Cluster stuck in infinite delete cycle #383

yissachar · 2016-08-29T22:15:35Z

I setup a cluster with kops:

kops create cluster --cloud=aws --name=<my-domain> --node-count=1 --networking=external --node-size=t2.medium --master-size=t2.medium --zones=us-east-1b --state=s3://<my-state>

Now I am trying to delete the cluster:

kops delete cluster --name=<my-domain> --state=<my-state> --yes

But it's stuck in an infinite cycle:

subnet:subnet-<id>  still has dependencies, will retry
security-group:sg-<id>  still has dependencies, will retry
internet-gateway:igw-<id>   still has dependencies, will retry
Not all resources deleted; waiting before reattempting deletion
    dhcp-options:dopt-<id>
    vpc:vpc-<id>
    subnet:subnet-<id>
    security-group:sg-<id>
    internet-gateway:igw-<id>
    route-table:rtb-<id>

Eventually it bails with:

F0829 18:10:19.535204   37043 delete_cluster.go:33] Not making progress deleting resources; giving up

The text was updated successfully, but these errors were encountered:

yissachar · 2016-08-30T15:00:39Z

Trying again the next day works, and the cluster is deleted. I didn't change anything manually during this time period, so I'm not sure why it would go into an infinite cycle yesterday, but work today.

justinsb · 2016-09-01T03:55:50Z

Sometimes EC2 resources will stick around, blocking deletion of other resources. That's why delete uses the looping retry model, in addition to building a (partial) DAG.

The top culprit is often ELB, which often has invisible resources. Did you maybe have an ELB in the cluster you were deleting? Even so it normally deletes fairly quickly.

I guess we could boost the timeout and/or see if there's a way to force the deletion of an ELB (e.g. in the past when I've been impatient I've manually deleted some IP address allocations). But it would be good to get confirmation that it was ELB...

yissachar · 2016-09-01T04:04:27Z

I'm not sure if I had an ELB or not.

I've been doing a lot of creating/deleting clusters with kops over the past couple of days, and I've only had this happen once. Most of the time it deletes with no issues. Sometimes it loops for a bit but deletes the cluster before the timeout.

In this particular case, I tried to delete the cluster several more times in succession, but each time it timed out, this was over the span of 30-40 minutes. It was the only the next day that I was able to delete the cluster (with no manual intervention). So boosting the timeout doesn't seem like it would be super useful.

If this happens to me again I'll try to record my cluster state so we can narrow this down.
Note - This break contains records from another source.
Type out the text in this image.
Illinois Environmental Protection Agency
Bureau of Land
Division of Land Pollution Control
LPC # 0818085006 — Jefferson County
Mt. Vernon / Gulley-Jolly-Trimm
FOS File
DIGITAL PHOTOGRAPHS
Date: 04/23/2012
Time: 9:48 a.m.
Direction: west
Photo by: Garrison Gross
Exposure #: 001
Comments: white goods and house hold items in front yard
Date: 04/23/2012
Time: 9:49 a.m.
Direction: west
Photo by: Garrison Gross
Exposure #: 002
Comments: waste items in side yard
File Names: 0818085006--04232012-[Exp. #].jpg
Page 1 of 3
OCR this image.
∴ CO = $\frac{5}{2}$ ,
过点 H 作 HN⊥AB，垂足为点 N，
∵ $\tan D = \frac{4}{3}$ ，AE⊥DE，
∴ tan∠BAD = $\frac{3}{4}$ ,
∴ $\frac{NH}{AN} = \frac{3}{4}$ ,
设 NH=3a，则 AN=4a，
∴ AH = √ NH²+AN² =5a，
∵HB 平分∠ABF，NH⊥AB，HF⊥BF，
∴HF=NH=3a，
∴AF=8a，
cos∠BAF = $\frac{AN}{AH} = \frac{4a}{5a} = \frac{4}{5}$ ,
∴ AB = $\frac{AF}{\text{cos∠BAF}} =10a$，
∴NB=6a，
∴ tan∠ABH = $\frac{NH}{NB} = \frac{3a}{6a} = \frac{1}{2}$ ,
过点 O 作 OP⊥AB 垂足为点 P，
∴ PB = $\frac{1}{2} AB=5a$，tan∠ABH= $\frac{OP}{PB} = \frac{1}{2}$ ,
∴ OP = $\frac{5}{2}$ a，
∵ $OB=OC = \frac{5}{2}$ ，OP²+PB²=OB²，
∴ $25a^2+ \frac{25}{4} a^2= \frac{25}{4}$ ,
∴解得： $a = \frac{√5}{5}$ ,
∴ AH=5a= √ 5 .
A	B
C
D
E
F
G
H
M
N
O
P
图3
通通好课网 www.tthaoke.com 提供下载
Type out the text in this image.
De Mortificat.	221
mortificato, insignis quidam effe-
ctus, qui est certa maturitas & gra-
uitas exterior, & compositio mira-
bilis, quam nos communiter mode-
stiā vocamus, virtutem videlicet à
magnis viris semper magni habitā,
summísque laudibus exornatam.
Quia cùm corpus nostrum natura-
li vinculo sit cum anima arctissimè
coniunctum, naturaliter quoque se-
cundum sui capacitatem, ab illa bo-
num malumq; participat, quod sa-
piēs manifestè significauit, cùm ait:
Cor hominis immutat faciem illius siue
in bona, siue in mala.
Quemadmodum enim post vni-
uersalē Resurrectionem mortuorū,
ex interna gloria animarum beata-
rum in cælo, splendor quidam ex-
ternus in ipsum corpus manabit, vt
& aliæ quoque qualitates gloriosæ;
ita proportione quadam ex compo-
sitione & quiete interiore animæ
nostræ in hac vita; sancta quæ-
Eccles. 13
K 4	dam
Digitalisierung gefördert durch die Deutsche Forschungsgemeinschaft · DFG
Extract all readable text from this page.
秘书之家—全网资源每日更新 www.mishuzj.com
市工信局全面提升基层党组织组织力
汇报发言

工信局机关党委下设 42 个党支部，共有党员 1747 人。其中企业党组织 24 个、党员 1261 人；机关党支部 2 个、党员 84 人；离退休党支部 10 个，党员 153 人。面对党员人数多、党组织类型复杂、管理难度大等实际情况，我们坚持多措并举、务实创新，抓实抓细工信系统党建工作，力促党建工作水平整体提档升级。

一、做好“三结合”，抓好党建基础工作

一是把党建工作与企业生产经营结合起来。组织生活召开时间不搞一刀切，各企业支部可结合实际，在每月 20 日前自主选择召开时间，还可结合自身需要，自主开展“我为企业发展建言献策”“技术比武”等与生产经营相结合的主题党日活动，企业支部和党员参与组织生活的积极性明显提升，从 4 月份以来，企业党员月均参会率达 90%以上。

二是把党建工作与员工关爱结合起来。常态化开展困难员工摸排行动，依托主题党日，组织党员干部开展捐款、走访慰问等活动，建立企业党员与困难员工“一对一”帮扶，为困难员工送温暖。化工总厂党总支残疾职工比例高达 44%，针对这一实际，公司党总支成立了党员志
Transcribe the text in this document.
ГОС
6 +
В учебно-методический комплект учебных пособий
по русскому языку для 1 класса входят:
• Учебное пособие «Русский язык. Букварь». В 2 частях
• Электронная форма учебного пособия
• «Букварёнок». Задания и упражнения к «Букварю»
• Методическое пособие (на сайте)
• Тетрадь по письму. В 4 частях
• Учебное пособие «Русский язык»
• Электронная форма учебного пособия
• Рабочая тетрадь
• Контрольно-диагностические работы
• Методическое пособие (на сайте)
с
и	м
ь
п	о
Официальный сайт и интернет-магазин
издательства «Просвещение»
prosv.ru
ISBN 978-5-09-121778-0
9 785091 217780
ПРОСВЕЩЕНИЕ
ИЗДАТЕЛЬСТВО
yissachar · 2016-09-13T15:05:01Z

I've had this happen again:

Not all resources deleted; waiting before reattempting deletion
    dhcp-options:dopt-<id>
    vpc:vpc-<id>

Waited 15 hours and tried again, but it still couldn't delete. Finally I went into the AWS console and manually deleted the route table, at which point kops delete was able to finish deleting the cluster.

I noticed that the delete logs never mentioned the route table for some reason, so presumably it somehow forgot to delete that, since usually there is a line mentioning the route table.

yissachar · 2016-09-13T15:14:13Z

To add a bit more info:

The cluster was created with:

kops create cluster --cloud=aws --name=foo.bar.com \
--node-count=1 --node-size=t2.medium \
--master-size=t2.medium  --zones=us-east-1e --state=s3://<my-s3>

Then I edited the cluster to set encryptedVolume: true and kmsKeyId: <my-key-id> on the etcd volumes.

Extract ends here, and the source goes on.